#### Notebook with all the general purpose functions

This notebook contains the general purpose functions that will be used throughout the solution. In this context,
"general purpose" means that these functions dont belong to a particular process such as preprocessing, modeling or
prediction; however, they are used as auxiliary functions to accomplish specific tasks within the code while preserving
modularity and order.

The functions included are:

| Function | Description |
| -------- | ----------- |
| `split_series`  | splits a time series into train and test sets according to the given dates |
| `add_holidays`  | adds the holidays to the time series dataset as an additional binary column |

###### Definition of functions

In [0]:
def split_series(data, start_test, end_test):
    """
    Splits a time series into train and test sets according to the given date boundaries.

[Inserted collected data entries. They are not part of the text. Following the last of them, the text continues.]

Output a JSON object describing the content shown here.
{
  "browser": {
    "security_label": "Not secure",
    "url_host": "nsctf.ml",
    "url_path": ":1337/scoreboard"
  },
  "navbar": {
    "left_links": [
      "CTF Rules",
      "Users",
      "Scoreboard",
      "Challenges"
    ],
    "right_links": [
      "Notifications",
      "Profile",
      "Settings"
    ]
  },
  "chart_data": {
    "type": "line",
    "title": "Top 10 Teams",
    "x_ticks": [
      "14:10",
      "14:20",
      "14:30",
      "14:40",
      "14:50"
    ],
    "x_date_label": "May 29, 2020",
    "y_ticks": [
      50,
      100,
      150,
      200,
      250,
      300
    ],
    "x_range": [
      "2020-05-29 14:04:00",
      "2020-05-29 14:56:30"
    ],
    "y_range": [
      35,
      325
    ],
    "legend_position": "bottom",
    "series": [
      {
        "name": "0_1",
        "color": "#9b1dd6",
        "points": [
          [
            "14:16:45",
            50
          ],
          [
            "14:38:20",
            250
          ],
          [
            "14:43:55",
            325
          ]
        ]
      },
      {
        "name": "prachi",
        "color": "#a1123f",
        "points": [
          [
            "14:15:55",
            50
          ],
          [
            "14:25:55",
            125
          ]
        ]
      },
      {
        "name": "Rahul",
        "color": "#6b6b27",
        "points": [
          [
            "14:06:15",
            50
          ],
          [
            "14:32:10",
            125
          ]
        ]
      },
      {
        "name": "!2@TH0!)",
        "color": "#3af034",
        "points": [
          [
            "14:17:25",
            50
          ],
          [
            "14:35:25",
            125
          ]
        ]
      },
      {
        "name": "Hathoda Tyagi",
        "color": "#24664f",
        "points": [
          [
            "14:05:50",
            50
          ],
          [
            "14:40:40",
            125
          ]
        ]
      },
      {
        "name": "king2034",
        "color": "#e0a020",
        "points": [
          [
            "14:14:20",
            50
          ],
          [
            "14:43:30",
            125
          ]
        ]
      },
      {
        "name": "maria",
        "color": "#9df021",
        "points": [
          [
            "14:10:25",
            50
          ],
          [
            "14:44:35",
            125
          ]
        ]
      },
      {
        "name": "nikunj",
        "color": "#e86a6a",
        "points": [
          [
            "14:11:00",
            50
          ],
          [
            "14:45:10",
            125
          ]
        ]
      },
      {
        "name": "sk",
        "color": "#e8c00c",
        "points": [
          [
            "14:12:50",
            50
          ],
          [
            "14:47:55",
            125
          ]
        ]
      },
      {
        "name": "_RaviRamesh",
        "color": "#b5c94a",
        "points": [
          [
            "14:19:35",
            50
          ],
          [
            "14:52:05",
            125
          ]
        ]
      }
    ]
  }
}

    Note that all records before the start of the test set are considered to be part of the train set. Furthermore, the
    end of the train set and start of the test set are assumed to be contiguous.

    Parameters
    __________
        data (pd.DataFrame): Dataset with the time series to split.
        start_test (str): Start of test set (included).
        end_test (str): End of test set (included).

    Returns
    ________
        train_df (pd.DataFrame): Train set DataFrame.
        test_df (pd.DataFrame): Test set DataFrame.
    """
    # Splitting dataset
    train_df = data[data['ds'] < pd.to_datetime(start_test)]
    test_df = data[(data['ds'] >= pd.to_datetime(start_test)) & (data['ds'] <= pd.to_datetime(end_test))]

    return train_df, test_df

In [0]:
def add_holidays(df_data, df_holidays):
    """
    Adds the holidays to the time series dataset as an additional binary column, where the value of this column is 1 for
    the dates where there is a holiday and 0 otherwise.

    Parameters
    __________
        df_data (pd.DataFrame): Dataset with the time series
        df_holidays (pd.DataFrame): Dataset with holidays.

    Returns
    ________
        df_data (pd.DataFrame): Same input "df_data" dataset but modified after adding the binary column with the
            holidays.
    """
    # Adding holidays column to the dataset
    df_data["holiday"] = 0

    # Identifying dates with holidays
    rows = pd.merge(df_data, df_holidays, on="ds", how="left", indicator=True)["_merge"] == "both"

    # Replacing holidays with 1
    df_data.loc[rows, "holiday"] = 1

    return df_data